Si todo ello ocurre en la tanda de penaltis decisiva de la final de la Copa de Europa, el momento puede ser brillante. Pero si, además, ocurre en los cuatro lanzamientos de tu rival, es algo sublime. Eso hizo Helmut Duckadam, el portero del Steaua Bucarest rumano en 1986, una actuación sublime. Detuvo todos los penaltis que le lanzaron los jugadores del FC Barcelona, y le valió para conseguir el título más deseado del continente.

Aquella final se jugaba en Sevilla, y el FC Barcelona era el completo favorito. El conjunto catalán no había ganado nunca el cetro continental, era una oportunidad de oro y la mayor parte del estadio Ramón Sánchez Pizjuán estaba cubierta por aficionados culés. El Steaua Bucarest parecía un simple invitado. Era un conjunto de una liga menor, que se consideraba que había llegado hasta ahí por una racha de resultados positivos ante equipos menores como el Vejle danés, el Kispest Honved húngaro y el Lahti finés, y una buena eliminatoria ante el Anderlecht belga. No obstante, contaba con futbolistas que posteriormente recalaron en España como Belodedici (Valencia, Valladolid, Villarreal), Lacatus (Oviedo) o Balint (Burgos), y por supuesto, con la gran estrella de la noche, Duckadam.



Después de un partido soporífero que acabó en empate a cero, se llegó a la tanda, fatídica para los catalanes. Urruti, el portero del Barcelona, detuvo el primer lanzamiento de los rumanos, de Majaru. La grada rugió. Los blaugrana se las prometían muy felices, se veían casi campeones. Pero Duckadam, en el siguiente lanzamiento de Alexanco, le adivinó su intención, y rechazó su disparo a su derecha y a media altura. Urruti paró también el segundo penalti del Steaua, a Boloni. Parecía que la final era del Barça. Y apareció de nuevo Duckadam, que por el mismo costado se lo paró a Pedraza. A partir de ahí el estadio quedó en silencio. Lacatus reventó el balón para adelantar al Steaua, y Duckadam, casi de manera idéntica que en los otros dos penaltis, también se lo paró a Pichi Alonso. Urruti no pudo seguir el ritmo, y Balint hizo el dos a cero. Si Duckadam obraba la proeza de detener el cuarto del Barcelona, la Copa de Europa marcharía por primera vez (y hasta ahora la única) a la tierra de Drácula. Lanzó Marcos, al lado contrario que sus tres compañeros, pero hasta allí también llegaba Duckadam. Los gritos de alborozo de los jugadores rumanos y, sobre todo, de su portero, rompían el silencio de la grada y destrozaban el sueño de los miles de barcelonistas desplazados hasta Sevilla.

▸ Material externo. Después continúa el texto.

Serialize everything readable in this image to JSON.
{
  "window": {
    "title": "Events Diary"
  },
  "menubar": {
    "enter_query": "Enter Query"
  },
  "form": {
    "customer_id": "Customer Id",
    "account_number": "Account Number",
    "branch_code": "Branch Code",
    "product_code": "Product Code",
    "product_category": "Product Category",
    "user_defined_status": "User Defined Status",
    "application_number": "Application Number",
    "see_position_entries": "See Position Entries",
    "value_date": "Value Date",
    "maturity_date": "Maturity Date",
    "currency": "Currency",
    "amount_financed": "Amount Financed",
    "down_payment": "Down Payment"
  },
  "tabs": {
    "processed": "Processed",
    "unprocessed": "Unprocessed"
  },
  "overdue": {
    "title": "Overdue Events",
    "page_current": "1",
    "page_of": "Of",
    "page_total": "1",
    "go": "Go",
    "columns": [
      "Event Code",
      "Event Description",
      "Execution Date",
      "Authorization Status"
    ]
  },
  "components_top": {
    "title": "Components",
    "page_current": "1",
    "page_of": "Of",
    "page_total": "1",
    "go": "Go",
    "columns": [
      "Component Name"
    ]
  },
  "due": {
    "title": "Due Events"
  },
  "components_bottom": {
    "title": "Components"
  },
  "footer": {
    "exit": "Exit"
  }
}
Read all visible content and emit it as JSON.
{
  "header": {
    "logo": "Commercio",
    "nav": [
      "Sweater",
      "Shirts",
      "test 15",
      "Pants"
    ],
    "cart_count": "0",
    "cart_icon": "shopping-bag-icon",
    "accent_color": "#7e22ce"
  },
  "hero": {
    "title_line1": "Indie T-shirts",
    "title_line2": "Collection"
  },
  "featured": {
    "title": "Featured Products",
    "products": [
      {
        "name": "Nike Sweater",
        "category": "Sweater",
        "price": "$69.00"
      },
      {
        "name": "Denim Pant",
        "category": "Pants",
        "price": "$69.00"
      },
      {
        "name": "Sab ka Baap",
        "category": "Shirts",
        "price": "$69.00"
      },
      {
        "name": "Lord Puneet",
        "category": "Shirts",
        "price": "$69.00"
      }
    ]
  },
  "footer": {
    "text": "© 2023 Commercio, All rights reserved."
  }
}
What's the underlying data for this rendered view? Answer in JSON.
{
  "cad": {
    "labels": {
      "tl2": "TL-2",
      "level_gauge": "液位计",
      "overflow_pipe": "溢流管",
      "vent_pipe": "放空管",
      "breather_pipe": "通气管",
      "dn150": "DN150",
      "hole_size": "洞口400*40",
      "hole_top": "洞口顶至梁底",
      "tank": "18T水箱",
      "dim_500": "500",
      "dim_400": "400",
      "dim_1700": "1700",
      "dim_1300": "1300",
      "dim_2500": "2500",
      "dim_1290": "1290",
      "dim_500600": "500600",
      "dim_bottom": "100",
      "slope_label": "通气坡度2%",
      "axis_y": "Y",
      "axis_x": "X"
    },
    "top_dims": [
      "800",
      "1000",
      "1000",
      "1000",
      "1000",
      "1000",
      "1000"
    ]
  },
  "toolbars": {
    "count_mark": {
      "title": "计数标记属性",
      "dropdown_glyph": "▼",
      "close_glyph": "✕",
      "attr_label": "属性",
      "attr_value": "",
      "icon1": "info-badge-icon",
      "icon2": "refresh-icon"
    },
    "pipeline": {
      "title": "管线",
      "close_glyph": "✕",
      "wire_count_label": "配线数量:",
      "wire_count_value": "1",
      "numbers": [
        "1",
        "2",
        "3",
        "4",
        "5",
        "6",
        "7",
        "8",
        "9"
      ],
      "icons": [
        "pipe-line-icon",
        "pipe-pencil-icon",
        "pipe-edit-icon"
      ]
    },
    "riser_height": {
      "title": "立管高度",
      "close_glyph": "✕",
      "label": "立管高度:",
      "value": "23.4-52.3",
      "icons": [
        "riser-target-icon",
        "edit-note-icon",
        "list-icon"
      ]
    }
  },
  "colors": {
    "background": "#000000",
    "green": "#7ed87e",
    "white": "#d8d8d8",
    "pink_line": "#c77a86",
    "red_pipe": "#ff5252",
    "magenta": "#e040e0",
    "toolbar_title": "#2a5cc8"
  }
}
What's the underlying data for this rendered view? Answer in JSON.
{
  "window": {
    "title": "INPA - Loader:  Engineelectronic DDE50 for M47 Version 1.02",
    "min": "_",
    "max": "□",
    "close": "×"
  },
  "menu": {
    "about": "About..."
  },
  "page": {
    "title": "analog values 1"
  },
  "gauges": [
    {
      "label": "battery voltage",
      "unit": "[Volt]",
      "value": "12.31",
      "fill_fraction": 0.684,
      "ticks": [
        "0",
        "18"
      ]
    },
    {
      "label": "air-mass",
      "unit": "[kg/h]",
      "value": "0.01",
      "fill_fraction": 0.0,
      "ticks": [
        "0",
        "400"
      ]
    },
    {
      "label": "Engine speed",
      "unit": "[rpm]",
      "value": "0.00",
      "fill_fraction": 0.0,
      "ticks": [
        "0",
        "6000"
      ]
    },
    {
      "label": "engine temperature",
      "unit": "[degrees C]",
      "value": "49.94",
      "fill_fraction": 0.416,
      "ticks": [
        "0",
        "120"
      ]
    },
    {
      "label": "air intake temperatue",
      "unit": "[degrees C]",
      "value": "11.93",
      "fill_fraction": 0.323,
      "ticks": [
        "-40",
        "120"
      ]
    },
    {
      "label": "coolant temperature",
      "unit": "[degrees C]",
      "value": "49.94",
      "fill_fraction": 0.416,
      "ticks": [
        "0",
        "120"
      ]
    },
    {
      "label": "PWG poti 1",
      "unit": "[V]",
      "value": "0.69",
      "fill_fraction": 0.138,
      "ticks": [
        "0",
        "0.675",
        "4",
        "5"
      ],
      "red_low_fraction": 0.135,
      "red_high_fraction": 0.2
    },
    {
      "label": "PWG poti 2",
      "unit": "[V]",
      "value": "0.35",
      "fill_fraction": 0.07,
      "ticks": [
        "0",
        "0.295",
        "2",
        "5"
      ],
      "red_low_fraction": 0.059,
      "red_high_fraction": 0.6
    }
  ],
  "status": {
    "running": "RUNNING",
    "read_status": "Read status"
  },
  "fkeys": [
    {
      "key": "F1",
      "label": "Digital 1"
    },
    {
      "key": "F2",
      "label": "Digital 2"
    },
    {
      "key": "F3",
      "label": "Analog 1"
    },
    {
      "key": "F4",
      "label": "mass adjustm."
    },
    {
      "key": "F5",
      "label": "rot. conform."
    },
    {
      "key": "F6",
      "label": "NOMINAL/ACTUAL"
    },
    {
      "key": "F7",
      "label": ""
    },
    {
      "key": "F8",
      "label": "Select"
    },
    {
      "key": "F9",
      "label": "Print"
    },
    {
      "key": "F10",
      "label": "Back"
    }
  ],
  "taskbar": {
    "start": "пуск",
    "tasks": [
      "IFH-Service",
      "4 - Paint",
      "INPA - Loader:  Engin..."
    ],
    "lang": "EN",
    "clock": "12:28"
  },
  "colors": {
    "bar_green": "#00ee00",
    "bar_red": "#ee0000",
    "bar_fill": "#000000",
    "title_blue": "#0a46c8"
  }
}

Fue la noche de gloria de Duckadam, que no pudo continuar sus éxitos. Unas extrañas circunstancias privaron al portero de continuar creciendo en su carrera, con tan sólo 27 años. La versión oficial habla de una trombosis en su brazo derecho que le apartó momentáneamente del fútbol. La extraoficial cuenta que el hijo del dictador Ceaucescu mandó destrozarle los dedos de ambas manos por no querer entregarle el Mercedes que presuntamente le había regalado el presidente del Real Madrid, Ramón Mendoza, por impedir al FC Barcelona ser el campeón de Europa. Pero nunca le pudieron robar la gloria de aquella noche sevillana del 7 de mayo de 1986.